El precio del aceite comestible ha registrado un fuerte aumento en Cuba durante las últimas semanas, con valores que en algunos puntos de La Habana llegan hasta los 6.000 pesos por botella, según denuncias ciudadanas y reportes difundidos por medios independientes.
El encarecimiento representa un nuevo golpe para miles de familias que ya enfrentan dificultades para adquirir alimentos, medicamentos y otros productos esenciales debido a la inflación, la escasez y la pérdida sostenida del poder adquisitivo.
En provincias del interior del país, consumidores aseguran que una botella puede costar entre 3.000 y 4.500 pesos, aunque el valor varía según el territorio, el tamaño del envase, la disponibilidad y el lugar donde sea comercializada. En determinados puntos de la capital, especialmente en el mercado informal, los precios reportados alcanzan los 6.000 pesos.


La cifra adquiere una dimensión aún más preocupante al compararla con el salario mínimo estatal, fijado en 2.100 pesos mensuales. Un trabajador con ese ingreso necesitaría destinar casi tres salarios completos para comprar una sola botella al precio más elevado denunciado.
La falta de aceite en establecimientos estatales obliga a muchos ciudadanos a buscarlo en negocios privados, plataformas digitales o vendedores informales, donde los precios están condicionados por los costos de importación, el transporte, la escasez de combustible y la depreciación del peso cubano.
También influye la inflación acumulada, que continúa elevando el costo de prácticamente todos los productos básicos. La flexibilización o eliminación de determinados topes de precios ha generado además preocupación entre consumidores, que consideran que numerosos alimentos han quedado fuera del alcance de quienes dependen exclusivamente de salarios y pensiones estatales.
El aceite es un ingrediente fundamental en la cocina cubana. Ante su elevado costo, algunas familias aseguran que han tenido que reducir su consumo, reutilizarlo varias veces o sustituirlo por otras grasas cuando logran encontrarlas.
En redes sociales, numerosos usuarios han expresado frustración por la creciente diferencia entre los ingresos y el costo real de la vida. El aumento del aceite se suma al encarecimiento del arroz, los frijoles, los huevos, el café, la carne y los artículos de higiene.
Hasta el momento, las autoridades cubanas no han anunciado medidas específicas para estabilizar el precio del producto ni garantizar una oferta regular a valores accesibles.
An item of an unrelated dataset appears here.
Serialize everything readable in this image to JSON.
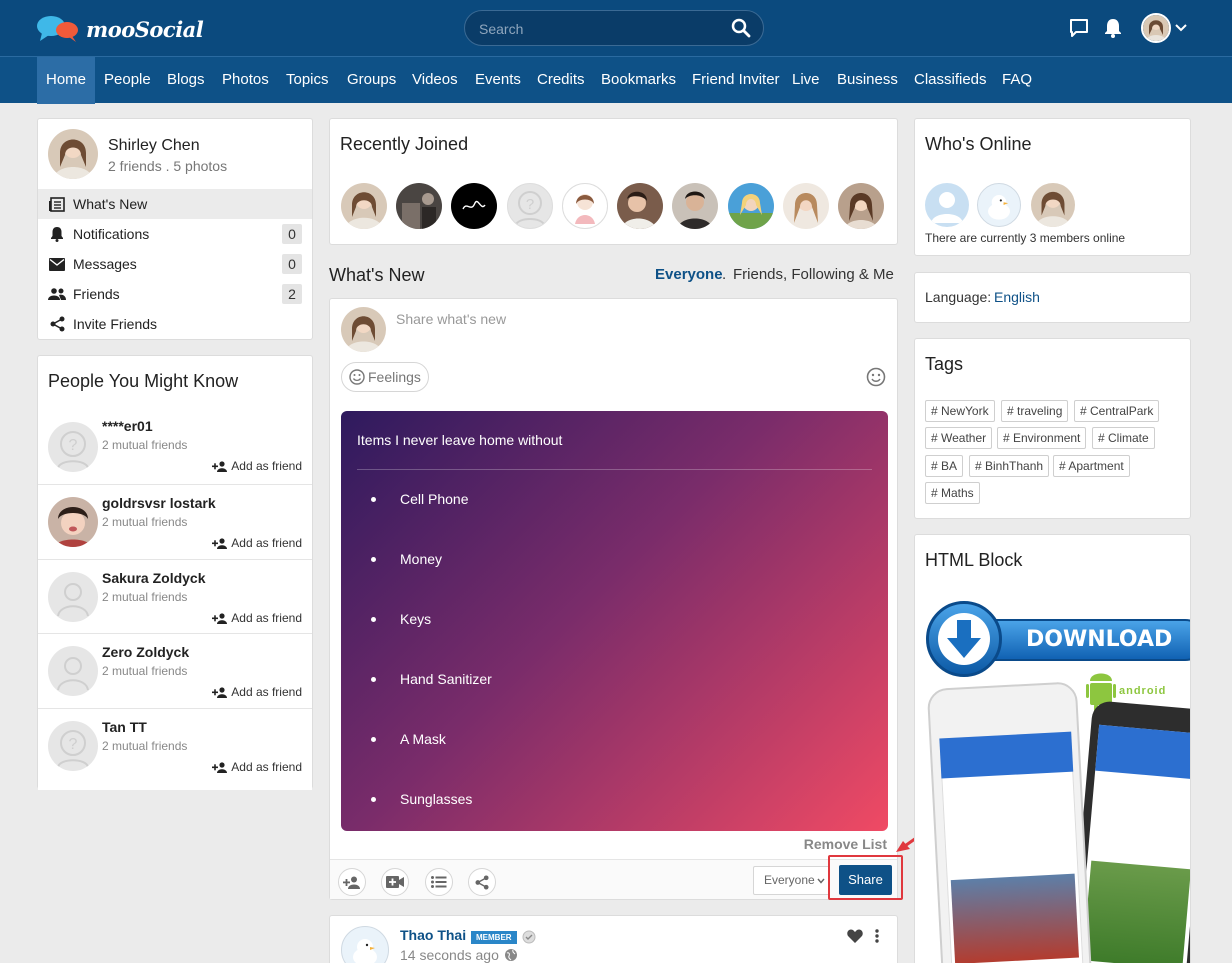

Mientras tanto, comprar una botella de aceite ha dejado de ser una adquisición cotidiana para convertirse en un gasto extraordinario para muchas familias.
La situación vuelve a mostrar la profunda brecha entre los salarios oficiales y los precios del mercado. Cuando un producto indispensable para cocinar cuesta más del doble del salario mínimo mensual, cubrir las necesidades más básicas se convierte en un desafío cada vez mayor.
Fuentes: denuncias ciudadanas y reportes difundidos por: La Tijera.